Palavras-chave: Homoafetividade. Gênero. Adaptação. Sexualidade. Cinema. Graphic novel.
Abstract
This article aims to address the representation of sexual identities, the homosexuality and gender discourse as is mentioned in the graphic novel (graphic novel) Blue is the color Warmer (Le Bleu est une couleur chaude, original French, 2010) authored the comic Julie Maroh and version adapted for film directed by Abdellatif Kechiche (La vie d'Adèle in the original French, 2013). This will require analyzing the paths taken comic strip for the film adaptation and considerations adopted by each author to express opinions on the work. Therefore, this work presents reflections and polemics offered by comparative study established between the graphic narrative and filmic adaptation. It is intended to highlight the differences present in the identities of representations and how each author built a discourse around gender and sexuality issues, articulating codes and elements of each of the languages.

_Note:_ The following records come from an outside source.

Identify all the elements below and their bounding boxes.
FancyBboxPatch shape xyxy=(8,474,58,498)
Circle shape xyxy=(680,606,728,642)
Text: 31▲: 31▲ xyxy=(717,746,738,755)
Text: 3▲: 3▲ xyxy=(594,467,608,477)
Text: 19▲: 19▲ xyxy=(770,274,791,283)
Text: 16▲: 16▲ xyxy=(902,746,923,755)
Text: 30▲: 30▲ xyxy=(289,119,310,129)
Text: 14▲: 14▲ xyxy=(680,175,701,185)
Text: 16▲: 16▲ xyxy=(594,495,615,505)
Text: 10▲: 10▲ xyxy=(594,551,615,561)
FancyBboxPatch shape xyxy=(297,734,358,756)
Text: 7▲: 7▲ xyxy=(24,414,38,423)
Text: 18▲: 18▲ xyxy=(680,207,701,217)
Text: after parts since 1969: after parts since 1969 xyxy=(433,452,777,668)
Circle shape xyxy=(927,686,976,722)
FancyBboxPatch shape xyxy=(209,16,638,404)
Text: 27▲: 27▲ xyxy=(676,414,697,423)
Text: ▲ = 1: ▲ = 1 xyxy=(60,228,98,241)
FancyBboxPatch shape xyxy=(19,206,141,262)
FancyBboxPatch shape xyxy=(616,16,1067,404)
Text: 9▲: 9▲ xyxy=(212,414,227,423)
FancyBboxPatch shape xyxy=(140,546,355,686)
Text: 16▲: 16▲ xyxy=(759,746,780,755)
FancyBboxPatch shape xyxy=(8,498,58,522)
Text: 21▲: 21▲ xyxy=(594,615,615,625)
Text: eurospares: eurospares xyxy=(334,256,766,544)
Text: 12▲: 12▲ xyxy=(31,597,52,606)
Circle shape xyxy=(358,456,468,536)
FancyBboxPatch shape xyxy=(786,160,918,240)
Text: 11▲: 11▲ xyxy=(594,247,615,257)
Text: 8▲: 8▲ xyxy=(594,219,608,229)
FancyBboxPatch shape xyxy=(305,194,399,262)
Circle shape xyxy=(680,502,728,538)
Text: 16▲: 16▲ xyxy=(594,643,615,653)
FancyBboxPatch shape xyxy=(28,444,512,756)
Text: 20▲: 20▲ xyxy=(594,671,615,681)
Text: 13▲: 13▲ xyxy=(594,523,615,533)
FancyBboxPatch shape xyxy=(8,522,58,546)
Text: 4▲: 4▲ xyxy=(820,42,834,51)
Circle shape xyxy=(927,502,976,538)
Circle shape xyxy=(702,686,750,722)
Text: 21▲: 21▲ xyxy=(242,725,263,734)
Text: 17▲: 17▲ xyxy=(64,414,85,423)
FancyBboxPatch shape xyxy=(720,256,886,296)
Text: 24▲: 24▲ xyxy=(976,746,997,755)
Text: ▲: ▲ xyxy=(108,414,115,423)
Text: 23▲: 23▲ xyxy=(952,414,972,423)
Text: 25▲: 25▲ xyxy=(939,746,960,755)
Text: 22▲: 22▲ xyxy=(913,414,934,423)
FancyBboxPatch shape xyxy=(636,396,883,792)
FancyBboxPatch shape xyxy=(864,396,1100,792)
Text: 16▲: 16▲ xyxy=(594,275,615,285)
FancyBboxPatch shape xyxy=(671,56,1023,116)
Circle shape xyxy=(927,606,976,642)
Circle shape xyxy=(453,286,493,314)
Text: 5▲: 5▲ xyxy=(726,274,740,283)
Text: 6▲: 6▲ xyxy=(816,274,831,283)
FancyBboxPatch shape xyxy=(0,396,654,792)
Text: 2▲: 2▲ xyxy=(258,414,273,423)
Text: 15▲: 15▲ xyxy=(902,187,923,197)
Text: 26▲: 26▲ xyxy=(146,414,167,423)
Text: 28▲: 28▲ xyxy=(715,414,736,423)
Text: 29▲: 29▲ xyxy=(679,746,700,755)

Keywords: Homosexuality. Gender. Adaptation. Sexuality. Film. Graphic novel.
1 INTRODUÇÃO
O filme Azul é a cor mais quente (título original, La vie d'Adèle) lançado em 2013 e dirigido por Abdellatif Kechiche, foi livremente inspirado a partir da obra da quadrinista Julie Maroh, Azul é a cor mais quente (Le Bleu est une couleur chaude, original em francês). Tanto a obra em quadrinhos quanto o filme receberam prêmios da crítica de ambas as áreas (o livro recebeu em 2011 o prêmio do Festival Internacional de Quadrinhos de Angoulême e o filme recebeu a Palma de ouro em 2013), e geraram polêmicas em torno das perspectivas diferenciadas adotadas pelos autores, para representar a relação amorosa entre as duas jovens, que repercutem junto ao público de forma a dividir opiniões.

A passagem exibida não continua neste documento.